A estratégia explicativa é, pois, bem distinta. Qualquer resposta ao problema das similaridades de comportamento ou atitudes entre as pessoas provém de processos ou fatos mais elementares, e essas similaridade resultam de um processo causal e não são, portanto, derivadas de forma transcendental, como uma condição para a possibilidade de um resultado. Os dois modos distintos em que essa abordagem foi elaborada envolveram o interesse no desenvolvimento da criança e na interação como a maneira pela qual as atitudes predominantes são encorajadas e desenvolvidas. A estratégia não rejeita a ideia de que há fatos, como as atitudes predominantes no período medieval, que precisam ser explicados. Considera-se, no entanto, um atalho sem fundamento o recurso a uma mente medieval, esta entendida como uma mente de grupo ou como um conjunto coletivo e compartilhado de pressuposições. Retornaremos a essa questão.
A abordagem alternativa elaborada em conexão com o problema do desenvolvimento infantil produziu um resultado diferente. Considere-se a alegação de Simmel de que conhecemos nosso próprio ego, que é uma característica básica da abordagem kantiana e da fenomenologia que a seguiu. O problema das outras mentes deveria ser resolvido por meio da existência de pressupostos necessários, que o sociólogo poderia iluminar. A abordagem dos estudiosos do desenvolvimento infantil enfatizou a ideia de que há uma sequência de estágios de desenvolvimento que produz o resultado oposto. James Mark Baldwin, psicólogo norte-americano pioneiro dessa abordagem e que se baseou na observação de seus próprios filhos (prática logo copiada por outros pensadores sociais do início da sociologia e, principalmente, como veremos, por C. H. Cooley), argumentou o seguinte em seu tratamento da "dialética do desenvolvimento pessoal":
Meu pensamento do "eu" é, quanto ao seu caráter de eu pessoal, em grande parte preenchido por meu pensamento dos outros, distribuídos como indivíduos; e meu pensamento dos outros, como pessoas, é em grande parte preenchido com o meu pensamento a respeito de mim mesmo. Em outras palavras, ego e alter são para nosso pensamento uma única e mesma coisa, a não ser por certas distinções menores no preenchimento e por certas distinções inevitáveis entre o que é imediato e o que é objetivo (Baldwin, 1902 apud Giddings, 1922, p. 162).
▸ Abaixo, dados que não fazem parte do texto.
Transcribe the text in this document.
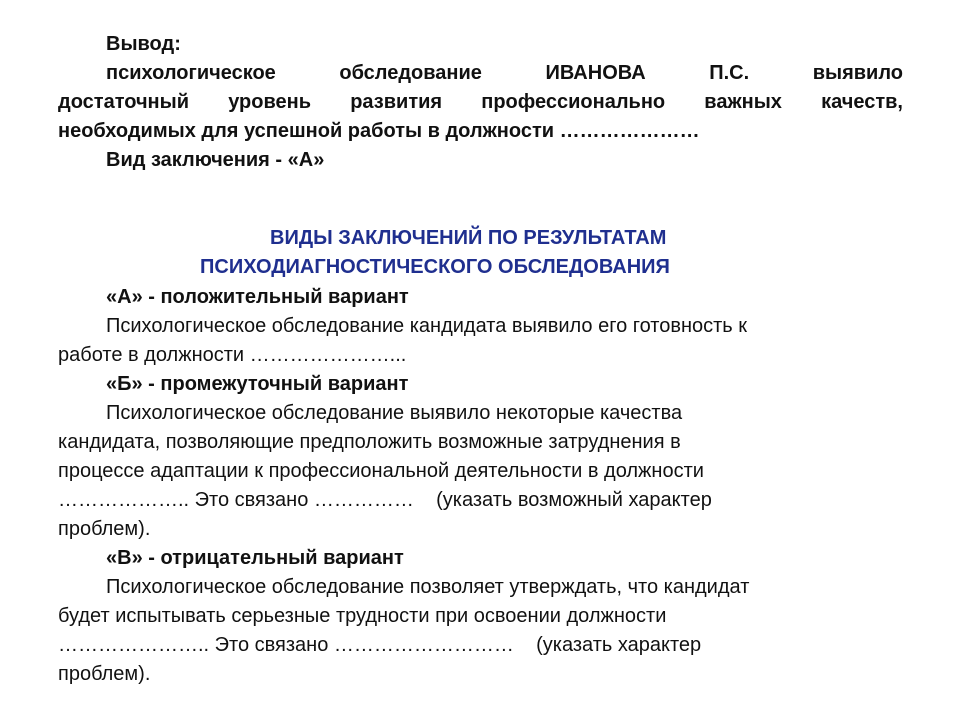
Вывод:
психологическое обследование ИВАНОВА П.С. выявило
достаточный уровень развития профессионально важных качеств,
необходимых для успешной работы в должности …………………
Вид заключения - «А»
ВИДЫ ЗАКЛЮЧЕНИЙ ПО РЕЗУЛЬТАТАМ
ПСИХОДИАГНОСТИЧЕСКОГО ОБСЛЕДОВАНИЯ
«А» - положительный вариант
Психологическое обследование кандидата выявило его готовность к
работе в должности …………………...
«Б» - промежуточный вариант
Психологическое обследование выявило некоторые качества
кандидата, позволяющие предположить возможные затруднения в
процессе адаптации к профессиональной деятельности в должности
……………….. Это связано ……………    (указать возможный характер
проблем).
«В» - отрицательный вариант
Психологическое обследование позволяет утверждать, что кандидат
будет испытывать серьезные трудности при освоении должности
………………….. Это связано ………………………    (указать характер
проблем).
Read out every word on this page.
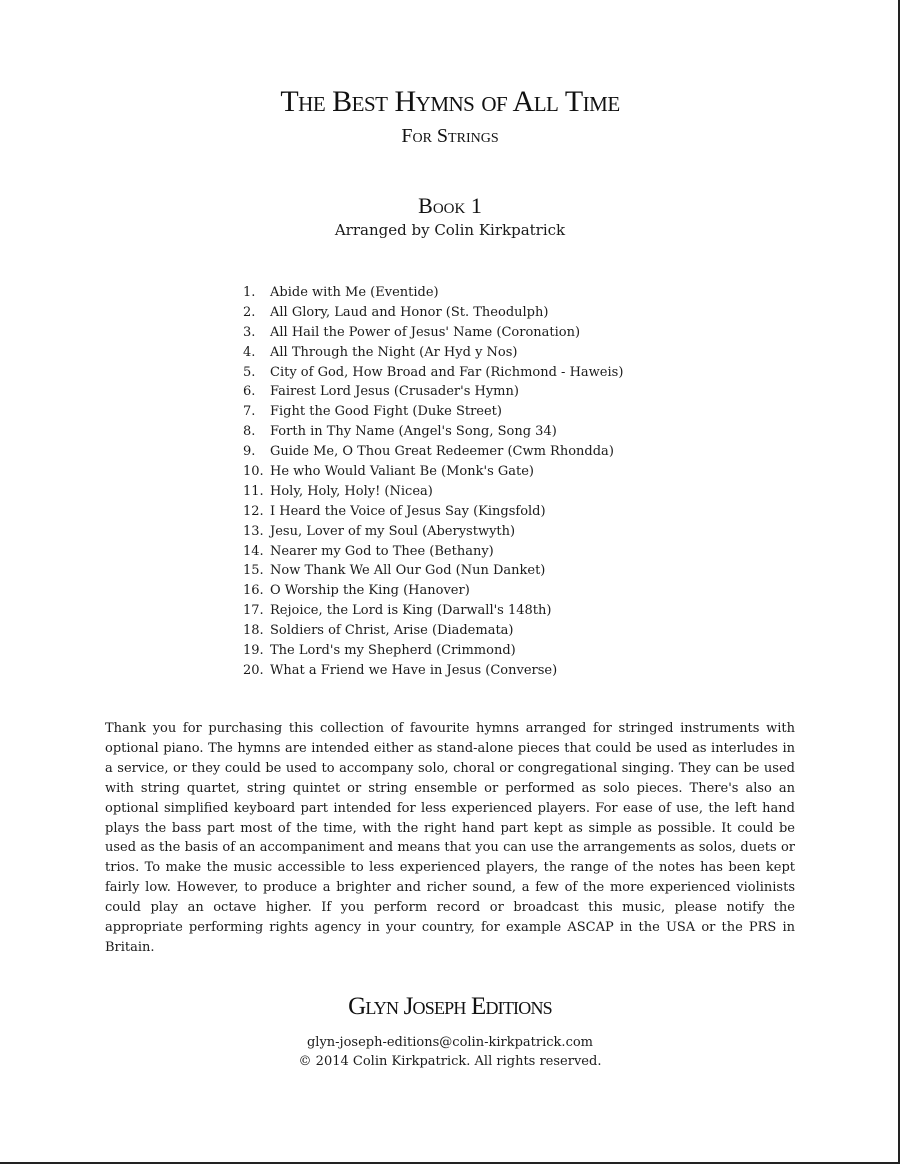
The Best Hymns of All Time
For Strings
Book 1
Arranged by Colin Kirkpatrick
1. Abide with Me (Eventide)
2. All Glory, Laud and Honor (St. Theodulph)
3. All Hail the Power of Jesus' Name (Coronation)
4. All Through the Night (Ar Hyd y Nos)
5. City of God, How Broad and Far (Richmond - Haweis)
6. Fairest Lord Jesus (Crusader's Hymn)
7. Fight the Good Fight (Duke Street)
8. Forth in Thy Name (Angel's Song, Song 34)
9. Guide Me, O Thou Great Redeemer (Cwm Rhondda)
10. He who Would Valiant Be (Monk's Gate)
11. Holy, Holy, Holy! (Nicea)
12. I Heard the Voice of Jesus Say (Kingsfold)
13. Jesu, Lover of my Soul (Aberystwyth)
14. Nearer my God to Thee (Bethany)
15. Now Thank We All Our God (Nun Danket)
16. O Worship the King (Hanover)
17. Rejoice, the Lord is King (Darwall's 148th)
18. Soldiers of Christ, Arise (Diademata)
19. The Lord's my Shepherd (Crimmond)
20. What a Friend we Have in Jesus (Converse)

Thank you for purchasing this collection of favourite hymns arranged for stringed instruments with optional piano. The hymns are intended either as stand-alone pieces that could be used as interludes in a service, or they could be used to accompany solo, choral or congregational singing. They can be used with string quartet, string quintet or string ensemble or performed as solo pieces. There's also an optional simplified keyboard part intended for less experienced players. For ease of use, the left hand plays the bass part most of the time, with the right hand part kept as simple as possible. It could be used as the basis of an accompaniment and means that you can use the arrangements as solos, duets or trios. To make the music accessible to less experienced players, the range of the notes has been kept fairly low. However, to produce a brighter and richer sound, a few of the more experienced violinists could play an octave higher. If you perform record or broadcast this music, please notify the appropriate performing rights agency in your country, for example ASCAP in the USA or the PRS in Britain.

Glyn Joseph Editions
glyn-joseph-editions@colin-kirkpatrick.com
© 2014 Colin Kirkpatrick. All rights reserved.
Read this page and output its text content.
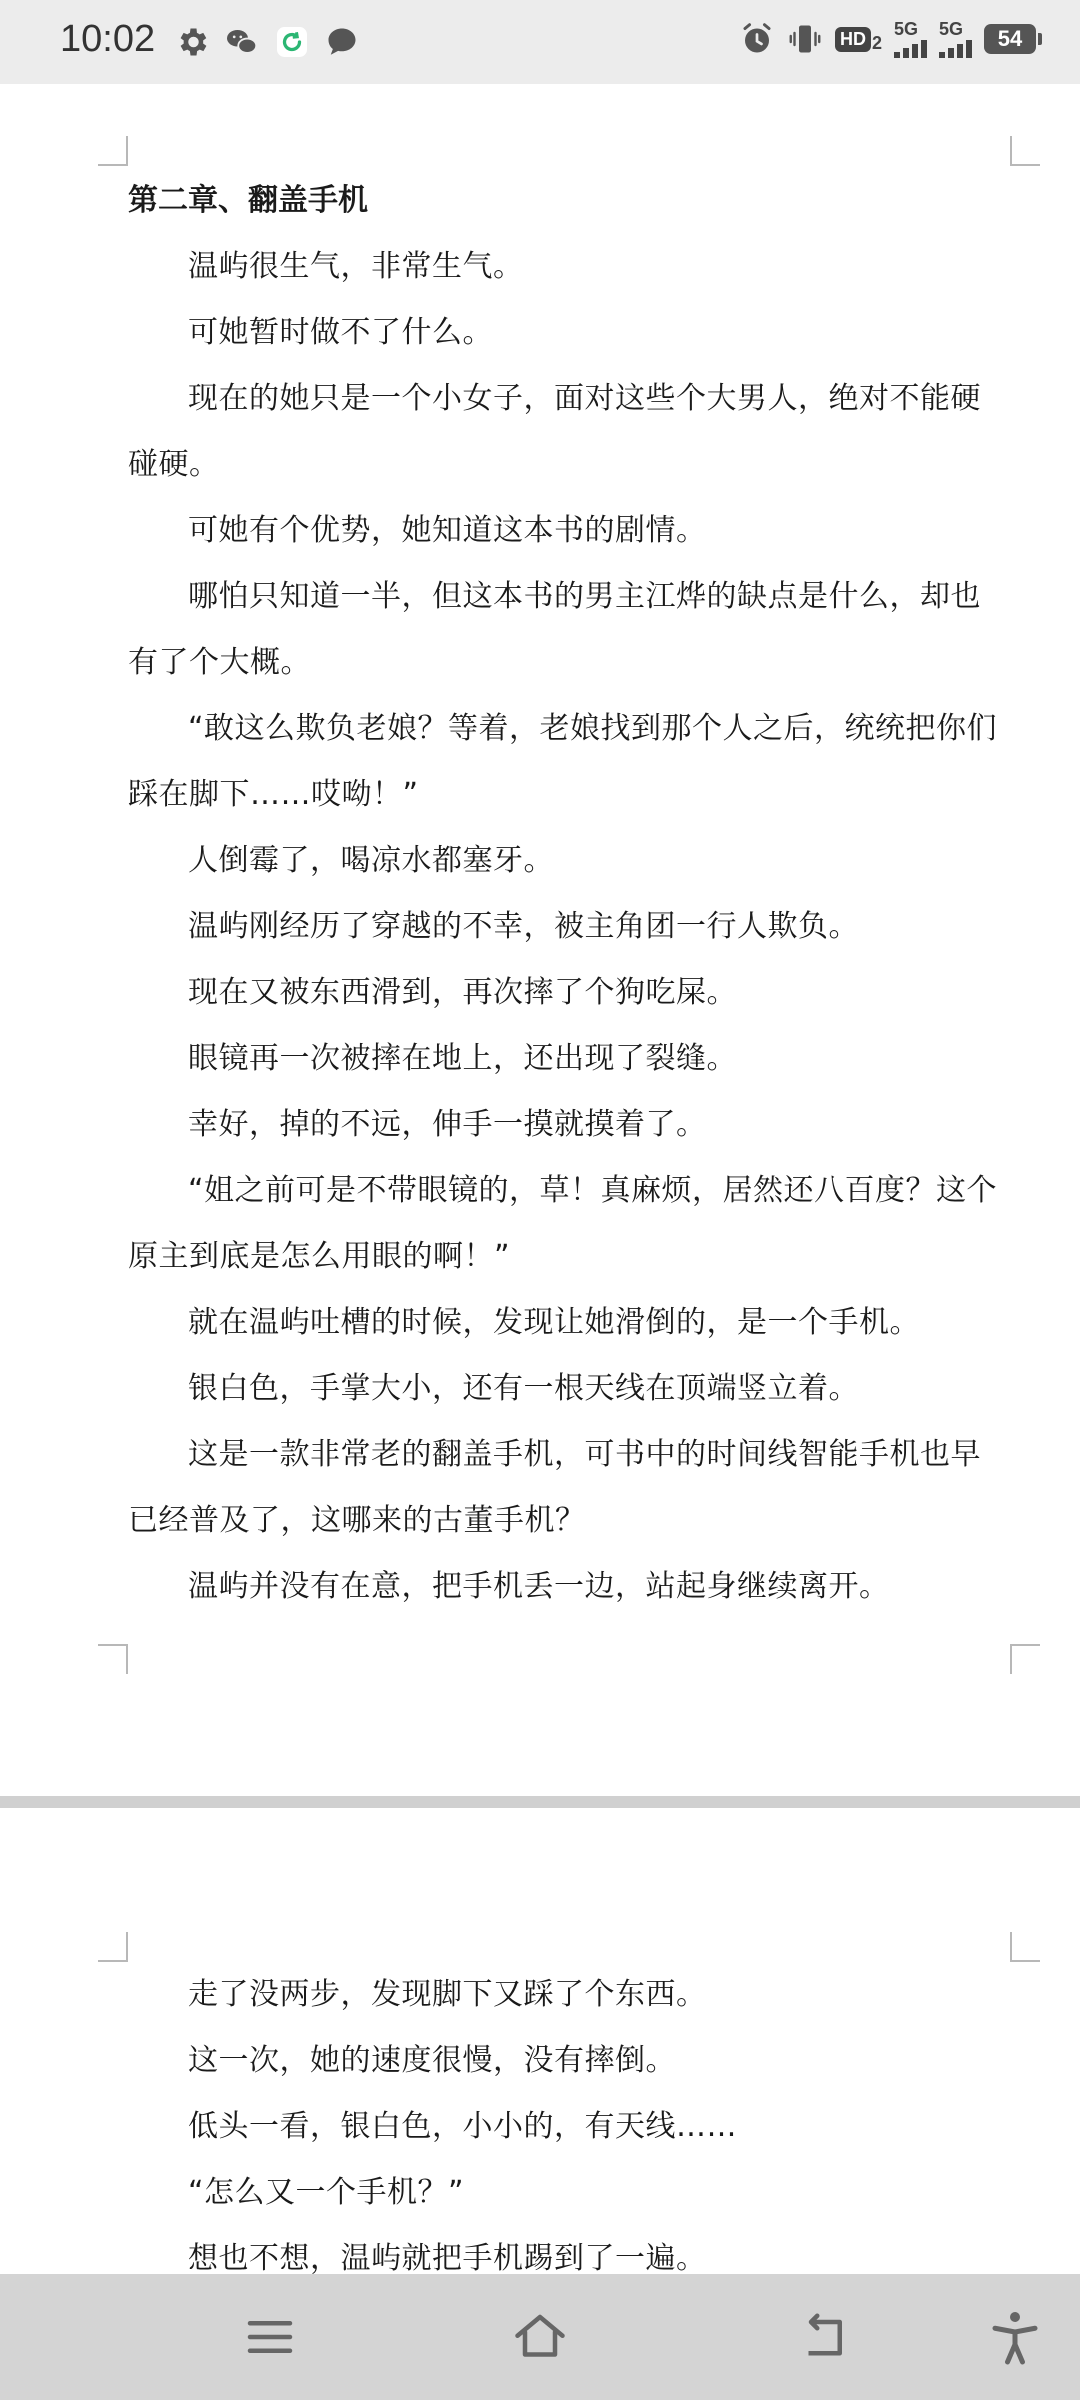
10:02	HD 2
5G 5G	54

第二章、翻盖手机

温屿很生气，非常生气。

可她暂时做不了什么。

现在的她只是一个小女子，面对这些个大男人，绝对不能硬碰硬。

可她有个优势，她知道这本书的剧情。

哪怕只知道一半，但这本书的男主江烨的缺点是什么，却也有了个大概。

“敢这么欺负老娘？等着，老娘找到那个人之后，统统把你们踩在脚下……哎呦！”

人倒霉了，喝凉水都塞牙。

温屿刚经历了穿越的不幸，被主角团一行人欺负。

现在又被东西滑到，再次摔了个狗吃屎。

眼镜再一次被摔在地上，还出现了裂缝。

幸好，掉的不远，伸手一摸就摸着了。

“姐之前可是不带眼镜的，草！真麻烦，居然还八百度？这个原主到底是怎么用眼的啊！”

就在温屿吐槽的时候，发现让她滑倒的，是一个手机。

银白色，手掌大小，还有一根天线在顶端竖立着。

这是一款非常老的翻盖手机，可书中的时间线智能手机也早已经普及了，这哪来的古董手机？

温屿并没有在意，把手机丢一边，站起身继续离开。

走了没两步，发现脚下又踩了个东西。

这一次，她的速度很慢，没有摔倒。

低头一看，银白色，小小的，有天线……

“怎么又一个手机？”

想也不想，温屿就把手机踢到了一遍。
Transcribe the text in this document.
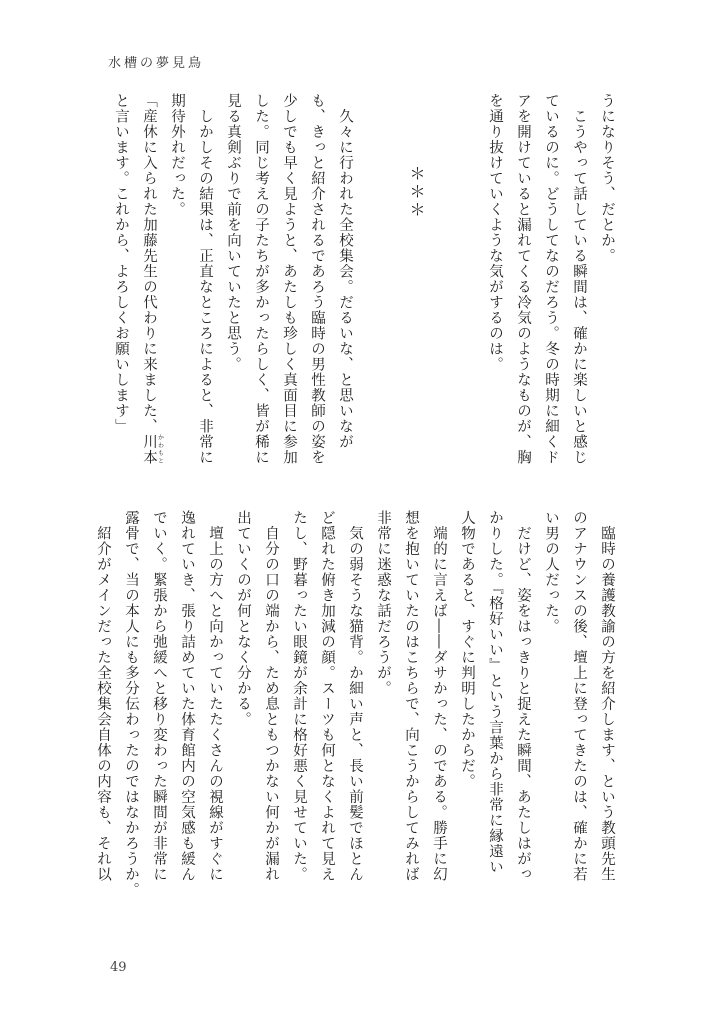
水槽の夢見鳥
うになりそう、だとか。
　こうやって話している瞬間は、確かに楽しいと感じ
ているのに。どうしてなのだろう。冬の時期に細くド
アを開けていると漏れてくる冷気のようなものが、胸
を通り抜けていくような気がするのは。
＊＊＊
　久々に行われた全校集会。だるいな、と思いなが
も、きっと紹介されるであろう臨時の男性教師の姿を
少しでも早く見ようと、あたしも珍しく真面目に参加
した。同じ考えの子たちが多かったらしく、皆が稀に
見る真剣ぶりで前を向いていたと思う。
　しかしその結果は、正直なところによると、非常に
期待外れだった。
「産休に入られた加藤先生の代わりに来ました、川本 かわもと
と言います。これから、よろしくお願いします」
　臨時の養護教諭の方を紹介します、という教頭先生
のアナウンスの後、壇上に登ってきたのは、確かに若
い男の人だった。
　だけど、姿をはっきりと捉えた瞬間、あたしはがっ
かりした。『格好いい』という言葉から非常に縁遠い
人物であると、すぐに判明したからだ。
　端的に言えば――ダサかった、のである。勝手に幻
想を抱いていたのはこちらで、向こうからしてみれば
非常に迷惑な話だろうが。
　気の弱そうな猫背。か細い声と、長い前髪でほとん
ど隠れた俯き加減の顔。スーツも何となくよれて見え
たし、野暮ったい眼鏡が余計に格好悪く見せていた。
　自分の口の端から、ため息ともつかない何かが漏れ
出ていくのが何となく分かる。
　壇上の方へと向かっていたたくさんの視線がすぐに
逸れていき、張り詰めていた体育館内の空気感も緩ん
でいく。緊張から弛緩へと移り変わった瞬間が非常に
露骨で、当の本人にも多分伝わったのではなかろうか。
　紹介がメインだった全校集会自体の内容も、それ以
49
Elaborado no contexto dos estudos sobre o desenvolvimento infantil, o argumento sugere que o "eu" é um subproduto e um desenvolvimento tardio de um processo interativo ou social e não o ponto de partida para que o ego, consciente fundamentalmente apenas de sua própria consciência, construa o mundo social, como Simmel sustentou ao pressupor nossa consciência das outras mentes e nossa aquisição de coisas como pressupostos compartilhados.
Esses escritos geraram vasta literatura secundária, uma literatura filosófica sobre o problema do que é essencial na criação do selfe sobre a natureza do mundo social do qual surge o self da criança. Grande parte da disputa em torno dessas posições concentrou-se no problema do ego e nas formas do problema do homúnculo. Era difícil conceber ou teorizar sobre o ponto de partida fundamental da criança, aquele em que ela começa a processar inputs do meio social, sem imaginar algum tipo de processador dotado de capacidades para processar, isto é, sem imaginar um homúnculo, um pequeno ser humano no interior do ser humano, um cientista no berço, que já seria um ego ou algo próximo de um ego.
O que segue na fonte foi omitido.